Борель опустил глаза и как-то заметно обмяк. По «турецкому кабинету» растеклась немного тягостная пауза. Почувствовав, что она уже начинает превышать некие эстетические нормы, Годено переглянулся с Вернеем, негромко откашлялся и, обращаясь к Борелю, произнес мягким, доброжелательным голосом.
– Мы же вроде договорились играть в открытую, Огюст. Не темнить. Давайте называть вещи своими именами. Это всегда намного упрощает дело. Вы думаете, я лично... Жюль... или вся в целом служба, которую мы представляем... мы все имеем что-то против дружбы между Францией и Россией? Ничего подобного. Наоборот. Если говорить обо мне, то у меня вообще русские корни. – Он заметил, что после этих слов Борель поднял на него глаза. – Я вполне серьезно. Годено – это производная от Годунов. Между прочим, весьма известная русская фамилия. Даже царь такой был. Оперу слышали – «Борис Годунов»? Ах, ну да, вы же по этой части... как-то не очень. Ну да неважно. Так вот, против дружбы никто ничего не имеет. Но здесь есть одна очень тонкая грань. Которую многие люди, по своей близорукости или по невнимательности, могут просто не заметить. Есть такое понятие, как интересы твоей страны. Твоего государства. Твоей родины. Которые далеко не всегда совпадают с интересами России. Да и не только России.
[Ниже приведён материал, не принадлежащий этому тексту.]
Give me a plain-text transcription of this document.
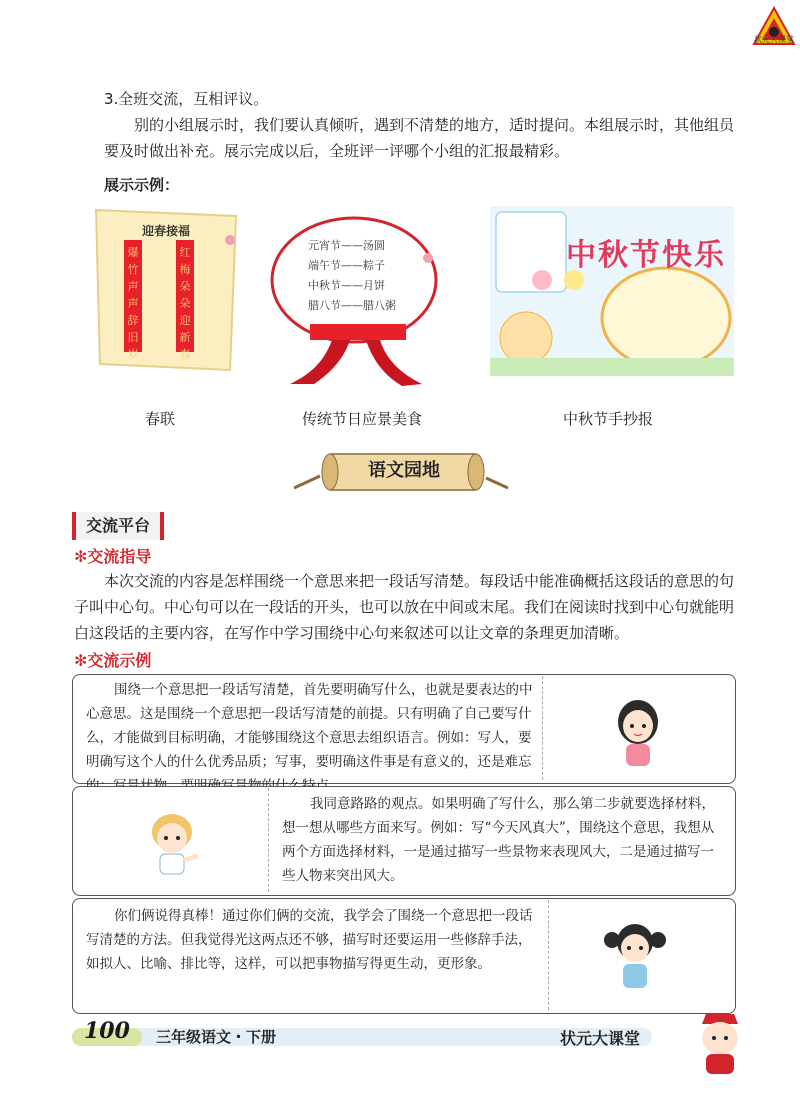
状元大课堂
3.全班交流，互相评议。
别的小组展示时，我们要认真倾听，遇到不清楚的地方，适时提问。本组展示时，其他组员要及时做出补充。展示完成以后，全班评一评哪个小组的汇报最精彩。
展示示例：
迎春接福
爆竹声声辞旧岁
红梅朵朵迎新春
元宵节——汤圆
端午节——粽子
中秋节——月饼
腊八节——腊八粥
中秋节快乐
春联	传统节日应景美食	中秋节手抄报
语文园地
交流平台
✻交流指导
本次交流的内容是怎样围绕一个意思来把一段话写清楚。每段话中能准确概括这段话的意思的句子叫中心句。中心句可以在一段话的开头，也可以放在中间或末尾。我们在阅读时找到中心句就能明白这段话的主要内容，在写作中学习围绕中心句来叙述可以让文章的条理更加清晰。
✻交流示例
围绕一个意思把一段话写清楚，首先要明确写什么，也就是要表达的中心意思。这是围绕一个意思把一段话写清楚的前提。只有明确了自己要写什么，才能做到目标明确，才能够围绕这个意思去组织语言。例如：写人，要明确写这个人的什么优秀品质；写事，要明确这件事是有意义的，还是难忘
我同意路路的观点。如果明确了写什么，那么第二步就要选择材料，想一想从哪些方面来写。例如：写“今天风真大”，围绕这个意思，我想从两个方面选择材料，一是通过描写一些景物来表现风大，二是通过描写一些人物来突出风大。
你们俩说得真棒！通过你们俩的交流，我学会了围绕一个意思把一段话写清楚的方法。但我觉得光这两点还不够，描写时还要运用一些修辞手法，如拟人、比喻、排比等，这样，可以把事物描写得更生动，更形象。
100 三年级语文・下册	状元大课堂
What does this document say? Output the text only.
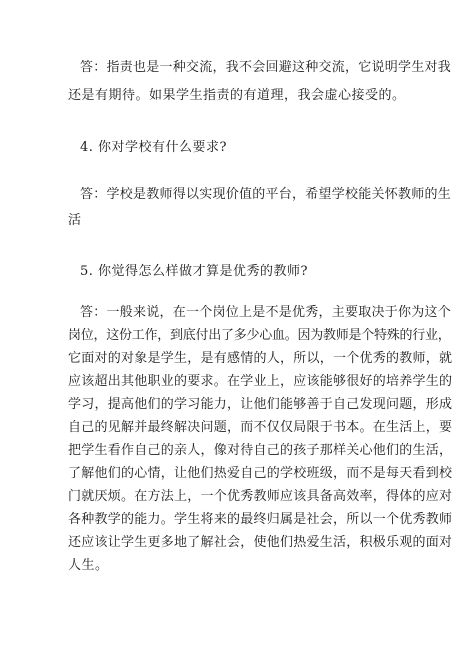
答：指责也是一种交流，我不会回避这种交流，它说明学生对我
还是有期待。如果学生指责的有道理，我会虚心接受的。
4. 你对学校有什么要求?
答：学校是教师得以实现价值的平台，希望学校能关怀教师的生
活
5. 你觉得怎么样做才算是优秀的教师?
答：一般来说，在一个岗位上是不是优秀，主要取决于你为这个
岗位，这份工作，到底付出了多少心血。因为教师是个特殊的行业，
它面对的对象是学生，是有感情的人，所以，一个优秀的教师，就
应该超出其他职业的要求。在学业上，应该能够很好的培养学生的
学习，提高他们的学习能力，让他们能够善于自己发现问题，形成
自己的见解并最终解决问题，而不仅仅局限于书本。在生活上，要
把学生看作自己的亲人，像对待自己的孩子那样关心他们的生活，
了解他们的心情，让他们热爱自己的学校班级，而不是每天看到校
门就厌烦。在方法上，一个优秀教师应该具备高效率，得体的应对
各种教学的能力。学生将来的最终归属是社会，所以一个优秀教师
还应该让学生更多地了解社会，使他们热爱生活，积极乐观的面对
人生。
– А, например, Америки, – посчитал нужным вставить свое добавление Верней.
– Америки, – согласился Годено и продолжил: – Да и даже самых ближних соседей. И поэтому, какие бы у меня ни были корни, я прежде всего француз. Потому что я живу в этой стране и считаю для себя ее интересы превыше всего.
– Точно так же, как живущий во Франции и уважающий ее и ее законы какой-нибудь марокканец или зулус может считать себя большим французом, чем человек, чьи предки жили здесь веками и даже достигали весьма великих постов и славы, и который, тем не менее, не считает зазорным выдавать секреты своей страны чужеземным агентам, – завершил этой тирадой мысль своего товарища не проявлявший до сего момента какого-то особого красноречия Верней.
– Я не выдавал никому никаких секретов, – начал было Борель с чувством незаслуженно оскорбленного достоинства, но, тут же осекшись, сделал очень существенную, на его взгляд, оговорку. – Во всяком случае таких, которые... действительно по большому счету можно назвать секретами.
– Ну... которые по большому счету, может, и не выдавали, – любезно согласился Годено. – Потому что не знали. Должность не позволяла. Пока. Но вы же у нас кадр перспективный, готовитесь на повышение. У вас еще все спереди, пардон, впереди. – Он увидел, как его оппонент снова опустил глаза. – Поймите, Борель, это ведь как невинность. Однажды ее потеряв, уже не так важно, сколько потом раз согрешишь, один или, допустим, тысячу. Дорога назад, в категорию девственниц... – Годено задумался и зачем-то добавил: – или девственников, в любом случае, уже заказана. – Увидев, что Борель хочет что-то возразить или просто сказать, он поспешил его опередить: – Вы подумайте. Подумайте хорошенько, как вам дальше строить... и жизнь свою, и карьеру. И только, ради бога, не надо в ваших проблемах обвинять нас с Жюлем и всю французскую контрразведку. Поверьте, мы действительно хотим вам помочь. Искренне. И нам абсолютно все равно, как и на чем они вас зацепили. Мы вас об этом никогда даже и не спросим.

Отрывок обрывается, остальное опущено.